Właściwie gdyby nie opinie niektórych czytelników, że kanapka Zbójnicka jest lepsza niż kanapka Drwala, to pewnie bym sobie ją odpuścił. Co prawda opinie te były w mniejszości, ale musiałem to zweryfikować :).
Najlepiej przygotowana kanapka z McDonald’s jaką dostałem w życiu.
Zanim przejdę do samego smaku to jeszcze mała informacja bo myślę, że to będzie bardzo istotne w kontekście ogólnej noty jaką uzyska kanapka Zbójnicka w dzisiejszym teście. Otóż kanapkę jadłem wczoraj, bardzo późnym wieczorem w maku w galerii handlowej tuż przez jej zamknięciem.

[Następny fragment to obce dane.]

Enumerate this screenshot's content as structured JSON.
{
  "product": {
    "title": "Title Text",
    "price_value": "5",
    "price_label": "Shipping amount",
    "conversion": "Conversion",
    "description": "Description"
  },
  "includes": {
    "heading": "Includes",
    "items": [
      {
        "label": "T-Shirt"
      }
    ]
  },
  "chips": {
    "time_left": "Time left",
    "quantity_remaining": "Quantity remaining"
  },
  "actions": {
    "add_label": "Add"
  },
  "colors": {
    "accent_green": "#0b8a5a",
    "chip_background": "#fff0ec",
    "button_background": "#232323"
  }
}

Podchodzę do kasy a tam pusto! Pierwszy raz widziałem w tym miejscu brak ludzi. Zero.
Kanapkę zamówiłem, dostałem bardzo szybko a kiedy otworzyłem pudełko zobaczyłem najlepiej złożonego burgera z maka ever :). Zazwyczaj ten sam mak ma takie kolejki, że wszystko poukładane byle jak, często (jak ktoś zauważył) w złej kolejności (ponoć są wytyczne co u góry co na dole itd).
To co jednak znacznie wpłynęło na oceny to fakt, że zrobili Zbójnicką i od razu podali. Była gorąca i świeża (jeśli można tak powiedzieć).
Smak kanapki Zbójnickiej
Nie będę się już rozwodził na temat poszczególnych elementów, bo o większości pisałem w testach drwala.
Tak bardzo krótko z minusów to wciąż mikroskopijna ilość bekonu i marginalny wpływ smak całości.
Jeśli chodzi zaś o plusy to lista jest dłuższa. Zacznę od sosów. Mamy tutaj sos majonezowy i tylko taki. Jak się domyślacie jest to więc raczej łagodna kanapka. Sosu dostałem naprawdę dużo (momentami aż za dużo).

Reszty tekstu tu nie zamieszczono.